BACKGROUND: Publicly available genome data provides valuable information on the genetic variation patterns across different modern human populations. Neuropeptide genes are crucial to the nervous, immune, endocrine system, and physiological homeostasis as they play an essential role in communicating information in neuronal functions. It remains unclear how evolutionary forces, such as natural selection and random genetic drift, have affected neuropeptide genes among human populations. To date, there are over 100 known human neuropeptides from the over 1000 predicted peptides encoded in the genome. The purpose of this study is to analyze and explore the genetic variation in continental human populations across all known neuropeptide genes by examining highly differentiated SNPs between African and non-African populations. RESULTS: We identified a total of 644,225 SNPs in 131 neuropeptide genes in 6 worldwide population groups from a public database. Of these, 5163 SNPs that had ΔDAF |(African - non-African)| ≥ 0.20 were identified and fully annotated. A total of 20 outlier SNPs that included 19 missense SNPs with a moderate impact and one stop lost SNP with high impact, were identified in 16 neuropeptide genes. Our results indicate that an overall strong population differentiation was observed in the non-African populations that had a higher derived allele frequency for 15/20 of those SNPs. Highly differentiated SNPs in four genes were particularly striking: NPPA (rs5065) with high impact stop lost variant; CHGB (rs6085324, rs236150, rs236152, rs742710 and rs742711) with multiple moderate impact missense variants; IGF2 (rs10770125) and INS (rs3842753) with moderate impact missense variants that are in linkage disequilibrium. Phenotype and disease associations of these differentiated SNPs indicated their association with hypertension and diabetes and highlighted the pleiotropic effects of these neuropeptides and their role in maintaining physiological homeostasis in humans.

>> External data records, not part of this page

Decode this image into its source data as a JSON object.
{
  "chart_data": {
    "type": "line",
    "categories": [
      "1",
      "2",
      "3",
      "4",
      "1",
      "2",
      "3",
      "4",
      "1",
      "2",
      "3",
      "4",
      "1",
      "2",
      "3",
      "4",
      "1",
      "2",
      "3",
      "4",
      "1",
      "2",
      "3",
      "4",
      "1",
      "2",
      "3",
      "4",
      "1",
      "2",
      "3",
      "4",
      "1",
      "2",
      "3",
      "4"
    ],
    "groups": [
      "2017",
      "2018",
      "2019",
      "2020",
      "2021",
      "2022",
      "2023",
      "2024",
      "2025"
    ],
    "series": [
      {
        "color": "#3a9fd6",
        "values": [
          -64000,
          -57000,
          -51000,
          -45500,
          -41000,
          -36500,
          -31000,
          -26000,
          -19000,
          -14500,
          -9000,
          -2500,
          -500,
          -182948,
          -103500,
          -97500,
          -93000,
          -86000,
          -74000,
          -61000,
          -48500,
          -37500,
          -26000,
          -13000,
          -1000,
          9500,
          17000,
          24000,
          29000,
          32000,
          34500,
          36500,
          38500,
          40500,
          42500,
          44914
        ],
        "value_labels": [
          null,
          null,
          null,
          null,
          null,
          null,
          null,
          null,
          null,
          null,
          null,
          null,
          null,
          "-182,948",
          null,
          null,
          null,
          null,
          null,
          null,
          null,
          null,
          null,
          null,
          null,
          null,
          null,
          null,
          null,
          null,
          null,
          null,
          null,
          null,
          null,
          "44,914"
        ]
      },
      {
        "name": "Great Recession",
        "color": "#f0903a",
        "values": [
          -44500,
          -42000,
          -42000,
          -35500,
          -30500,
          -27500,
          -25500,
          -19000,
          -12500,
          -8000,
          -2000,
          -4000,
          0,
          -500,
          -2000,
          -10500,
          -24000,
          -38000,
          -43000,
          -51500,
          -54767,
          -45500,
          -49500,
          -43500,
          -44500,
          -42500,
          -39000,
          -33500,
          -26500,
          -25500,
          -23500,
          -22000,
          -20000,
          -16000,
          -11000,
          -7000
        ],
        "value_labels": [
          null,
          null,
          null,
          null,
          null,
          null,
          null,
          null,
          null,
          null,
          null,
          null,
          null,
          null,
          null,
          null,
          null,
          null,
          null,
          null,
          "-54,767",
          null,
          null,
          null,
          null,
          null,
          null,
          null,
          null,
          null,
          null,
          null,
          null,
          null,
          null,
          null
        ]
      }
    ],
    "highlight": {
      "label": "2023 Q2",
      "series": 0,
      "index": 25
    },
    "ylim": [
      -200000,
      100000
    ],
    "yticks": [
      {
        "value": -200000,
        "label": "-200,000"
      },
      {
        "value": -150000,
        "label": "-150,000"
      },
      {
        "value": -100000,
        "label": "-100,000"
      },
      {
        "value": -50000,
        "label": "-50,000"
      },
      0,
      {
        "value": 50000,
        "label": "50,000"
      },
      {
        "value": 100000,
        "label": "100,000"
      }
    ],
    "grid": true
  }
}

CONCLUSIONS: We compiled a list of 131 human neuropeptide genes from multiple databases and literature survey. We detect significant population differentiation in the derived allele frequencies of variants in several neuropeptide genes in African and non-African populations. The results highlights SNPs in these genes that may also contribute to population disparities in prevalence of diseases such as hypertension and diabetes.